It’s been a little over a year since my whole being really started coming back to life. Since that dreadful day when I received the tragic news that my health was drastically deteriorating, and hope seemed to be lost. I refused to accept that faith, and I sort my Heavenly Father for answers and reached into my inner-soul and pulled out strength with a determination that I knew I could make it. I’m back on my feet now, and am grateful for a full recovery.
I, however, often wondered why? Why was I plagued with such despair? Why me? I’ve prided myself as being a good person, and doing good by others. Why did this befall me? I searched my heart looking for answers, and one day the light bulb came on. I got it now!! It was all because of me. I brought this on myself. I was sleeping with the enemy. The enemy of WORRY, ANXIETY, STRESS, CONFUSION, ANGER, etc. into my life. I welcomed all these dysfunctions to take control of me. I allowed people into my space with major issues, that sucked me literally dry, and zapped all of my strength. I allowed myself to be a sponge and I became saturated until I was on overload. When situations would occur that was upsetting or completely “out of control”, I did not put a stop to it, I continued to allow it to happen, month-after-month, year-after-year, and I did NOTHING about it. People only do to you what you allow.
Finally, after not taking control of these situations, they manifested themselves into health conditions that threatening my emotional and eventually, physical well-being. It makes sense to me now. As a result of having this second chance, to “right” the “wrong”, I can now dismiss “unnecessary stress” out of my life. After coming to this realization, I can maintain a lifestyle more conducive to overall wellness.

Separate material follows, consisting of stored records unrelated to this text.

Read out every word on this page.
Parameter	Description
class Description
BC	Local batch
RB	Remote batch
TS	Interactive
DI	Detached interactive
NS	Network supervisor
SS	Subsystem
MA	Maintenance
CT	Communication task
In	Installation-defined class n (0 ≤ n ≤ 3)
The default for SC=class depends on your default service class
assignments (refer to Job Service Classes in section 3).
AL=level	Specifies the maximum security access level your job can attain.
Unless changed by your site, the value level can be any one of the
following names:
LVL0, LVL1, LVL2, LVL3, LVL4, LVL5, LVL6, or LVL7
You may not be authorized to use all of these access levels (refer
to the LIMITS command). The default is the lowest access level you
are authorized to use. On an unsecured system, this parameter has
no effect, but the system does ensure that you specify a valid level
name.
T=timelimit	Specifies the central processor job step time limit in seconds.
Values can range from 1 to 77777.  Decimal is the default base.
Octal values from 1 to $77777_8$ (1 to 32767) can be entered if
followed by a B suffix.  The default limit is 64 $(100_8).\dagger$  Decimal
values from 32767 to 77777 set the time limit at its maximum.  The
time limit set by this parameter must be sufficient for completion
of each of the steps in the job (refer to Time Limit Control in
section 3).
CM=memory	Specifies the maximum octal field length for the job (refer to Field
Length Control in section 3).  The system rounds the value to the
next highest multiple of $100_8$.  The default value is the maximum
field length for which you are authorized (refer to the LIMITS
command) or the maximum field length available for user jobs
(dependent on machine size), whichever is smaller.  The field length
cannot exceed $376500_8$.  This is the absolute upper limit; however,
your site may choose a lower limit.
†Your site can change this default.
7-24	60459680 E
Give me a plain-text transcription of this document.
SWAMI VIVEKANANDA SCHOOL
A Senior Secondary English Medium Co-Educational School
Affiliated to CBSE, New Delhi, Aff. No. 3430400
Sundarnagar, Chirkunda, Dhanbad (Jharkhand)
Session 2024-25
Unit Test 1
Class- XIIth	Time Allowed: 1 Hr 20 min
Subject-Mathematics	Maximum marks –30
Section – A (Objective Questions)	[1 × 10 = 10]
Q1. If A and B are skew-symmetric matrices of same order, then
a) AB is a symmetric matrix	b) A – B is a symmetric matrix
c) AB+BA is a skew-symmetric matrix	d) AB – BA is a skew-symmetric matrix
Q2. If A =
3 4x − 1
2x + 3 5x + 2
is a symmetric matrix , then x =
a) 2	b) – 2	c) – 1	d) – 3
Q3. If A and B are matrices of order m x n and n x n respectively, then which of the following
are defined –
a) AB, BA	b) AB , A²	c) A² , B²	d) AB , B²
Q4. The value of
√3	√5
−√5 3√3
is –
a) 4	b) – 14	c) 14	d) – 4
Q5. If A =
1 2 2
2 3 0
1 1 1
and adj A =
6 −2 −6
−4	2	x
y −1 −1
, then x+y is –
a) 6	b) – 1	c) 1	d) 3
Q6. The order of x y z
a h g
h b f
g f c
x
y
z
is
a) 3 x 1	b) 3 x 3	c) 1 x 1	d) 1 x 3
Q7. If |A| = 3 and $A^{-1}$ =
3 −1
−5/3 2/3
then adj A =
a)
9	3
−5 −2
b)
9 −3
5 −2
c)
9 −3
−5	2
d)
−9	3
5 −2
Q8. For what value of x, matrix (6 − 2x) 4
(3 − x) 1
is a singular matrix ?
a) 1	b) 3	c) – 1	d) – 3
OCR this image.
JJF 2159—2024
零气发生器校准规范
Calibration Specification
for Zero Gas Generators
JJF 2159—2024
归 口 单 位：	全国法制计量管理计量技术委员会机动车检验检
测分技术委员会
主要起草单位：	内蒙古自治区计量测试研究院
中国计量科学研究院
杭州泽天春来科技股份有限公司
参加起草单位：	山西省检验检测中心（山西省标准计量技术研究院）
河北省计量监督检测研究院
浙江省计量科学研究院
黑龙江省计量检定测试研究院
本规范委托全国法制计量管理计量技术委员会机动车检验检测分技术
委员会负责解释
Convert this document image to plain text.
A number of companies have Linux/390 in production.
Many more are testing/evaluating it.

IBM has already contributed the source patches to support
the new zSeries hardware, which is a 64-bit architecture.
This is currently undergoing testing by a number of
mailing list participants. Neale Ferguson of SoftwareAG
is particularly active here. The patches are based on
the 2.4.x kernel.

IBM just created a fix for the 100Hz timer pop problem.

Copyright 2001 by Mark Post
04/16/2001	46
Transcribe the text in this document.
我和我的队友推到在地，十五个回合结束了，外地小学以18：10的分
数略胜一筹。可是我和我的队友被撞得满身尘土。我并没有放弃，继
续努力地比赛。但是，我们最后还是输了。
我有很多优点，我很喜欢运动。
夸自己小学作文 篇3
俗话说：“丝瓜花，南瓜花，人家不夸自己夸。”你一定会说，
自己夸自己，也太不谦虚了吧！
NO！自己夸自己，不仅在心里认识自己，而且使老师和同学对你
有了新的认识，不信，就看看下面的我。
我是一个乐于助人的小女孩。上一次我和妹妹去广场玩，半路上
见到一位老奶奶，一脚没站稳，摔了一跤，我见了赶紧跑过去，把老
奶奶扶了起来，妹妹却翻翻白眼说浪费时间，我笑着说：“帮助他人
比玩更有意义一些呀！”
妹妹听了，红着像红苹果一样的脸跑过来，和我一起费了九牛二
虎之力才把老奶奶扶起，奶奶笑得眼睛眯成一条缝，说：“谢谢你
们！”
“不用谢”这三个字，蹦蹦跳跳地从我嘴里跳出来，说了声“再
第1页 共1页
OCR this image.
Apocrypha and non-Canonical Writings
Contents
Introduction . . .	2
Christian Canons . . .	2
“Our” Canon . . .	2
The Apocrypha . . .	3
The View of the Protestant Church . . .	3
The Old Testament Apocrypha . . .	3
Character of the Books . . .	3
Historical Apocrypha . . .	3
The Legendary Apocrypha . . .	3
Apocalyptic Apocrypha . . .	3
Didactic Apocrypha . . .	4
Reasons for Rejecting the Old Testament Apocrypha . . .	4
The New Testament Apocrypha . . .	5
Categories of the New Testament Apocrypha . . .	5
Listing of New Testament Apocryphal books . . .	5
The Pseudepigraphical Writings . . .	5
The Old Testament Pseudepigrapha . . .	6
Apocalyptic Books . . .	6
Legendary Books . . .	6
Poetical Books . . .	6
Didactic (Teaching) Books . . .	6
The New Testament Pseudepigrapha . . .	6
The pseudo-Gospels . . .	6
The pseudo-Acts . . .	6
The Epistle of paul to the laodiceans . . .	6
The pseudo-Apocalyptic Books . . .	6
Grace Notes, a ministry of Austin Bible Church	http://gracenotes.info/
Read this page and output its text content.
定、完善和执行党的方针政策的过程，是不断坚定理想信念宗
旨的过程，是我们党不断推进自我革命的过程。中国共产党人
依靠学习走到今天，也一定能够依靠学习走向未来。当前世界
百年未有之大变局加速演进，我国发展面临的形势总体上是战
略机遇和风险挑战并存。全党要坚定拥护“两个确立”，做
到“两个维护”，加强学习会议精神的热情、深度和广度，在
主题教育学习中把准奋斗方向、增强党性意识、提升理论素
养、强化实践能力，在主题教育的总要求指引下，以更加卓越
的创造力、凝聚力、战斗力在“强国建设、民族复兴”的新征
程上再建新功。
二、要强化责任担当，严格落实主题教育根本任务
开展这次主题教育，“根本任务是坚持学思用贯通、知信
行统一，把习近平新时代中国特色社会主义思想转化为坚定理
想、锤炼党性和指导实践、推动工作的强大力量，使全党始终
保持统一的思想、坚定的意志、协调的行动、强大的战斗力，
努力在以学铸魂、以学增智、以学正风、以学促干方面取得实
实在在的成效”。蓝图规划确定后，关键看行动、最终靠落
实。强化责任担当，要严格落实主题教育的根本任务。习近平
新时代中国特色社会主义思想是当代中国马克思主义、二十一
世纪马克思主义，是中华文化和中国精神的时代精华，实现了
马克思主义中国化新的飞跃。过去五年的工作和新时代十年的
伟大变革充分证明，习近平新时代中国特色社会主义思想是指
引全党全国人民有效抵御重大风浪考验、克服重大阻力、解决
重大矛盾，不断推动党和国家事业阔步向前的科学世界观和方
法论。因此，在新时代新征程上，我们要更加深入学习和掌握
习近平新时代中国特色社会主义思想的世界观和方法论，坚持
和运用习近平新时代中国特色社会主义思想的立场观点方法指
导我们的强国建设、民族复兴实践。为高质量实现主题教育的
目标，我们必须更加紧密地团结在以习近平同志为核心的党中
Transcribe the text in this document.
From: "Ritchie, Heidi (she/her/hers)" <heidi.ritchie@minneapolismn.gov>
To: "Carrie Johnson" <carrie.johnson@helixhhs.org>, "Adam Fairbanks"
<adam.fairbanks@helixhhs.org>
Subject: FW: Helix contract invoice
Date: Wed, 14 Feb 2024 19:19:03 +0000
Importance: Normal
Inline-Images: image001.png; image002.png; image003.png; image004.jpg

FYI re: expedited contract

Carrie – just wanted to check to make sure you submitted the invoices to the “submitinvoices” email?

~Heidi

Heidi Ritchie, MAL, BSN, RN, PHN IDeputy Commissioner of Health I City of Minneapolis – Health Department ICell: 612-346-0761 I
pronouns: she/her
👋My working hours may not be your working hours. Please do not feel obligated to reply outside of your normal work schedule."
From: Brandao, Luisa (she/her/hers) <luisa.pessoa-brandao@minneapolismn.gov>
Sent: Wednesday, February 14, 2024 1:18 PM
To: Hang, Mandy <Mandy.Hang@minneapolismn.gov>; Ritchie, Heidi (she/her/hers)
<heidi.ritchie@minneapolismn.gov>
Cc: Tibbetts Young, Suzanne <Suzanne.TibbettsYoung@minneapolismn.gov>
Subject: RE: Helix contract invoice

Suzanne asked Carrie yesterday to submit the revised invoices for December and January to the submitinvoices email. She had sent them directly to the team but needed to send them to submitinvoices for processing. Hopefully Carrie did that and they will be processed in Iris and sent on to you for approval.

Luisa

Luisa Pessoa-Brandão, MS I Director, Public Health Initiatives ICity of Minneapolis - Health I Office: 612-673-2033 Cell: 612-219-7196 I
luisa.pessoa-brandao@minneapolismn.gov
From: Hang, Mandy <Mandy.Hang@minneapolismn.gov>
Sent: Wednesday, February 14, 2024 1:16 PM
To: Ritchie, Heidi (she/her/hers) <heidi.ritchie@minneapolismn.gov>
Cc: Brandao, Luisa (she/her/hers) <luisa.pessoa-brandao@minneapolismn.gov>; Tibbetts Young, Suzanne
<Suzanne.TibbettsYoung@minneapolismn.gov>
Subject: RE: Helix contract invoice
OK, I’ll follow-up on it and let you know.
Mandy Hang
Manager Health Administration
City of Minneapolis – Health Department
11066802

When I find myself in an uncomfortable setting, I can immediately dismiss it without consideration.
Oh yes, the elders use to tell me that “life will teach you valuable lessons”. I understand now!! As a result of the pain that I’ve suffered, in order to circumvent unnecessary health challenges, and keep my emotional well being in place, and live an abundant life, I’ve come to realize that “I Had To STOP SLEEPING WITH THE ENEMY”!!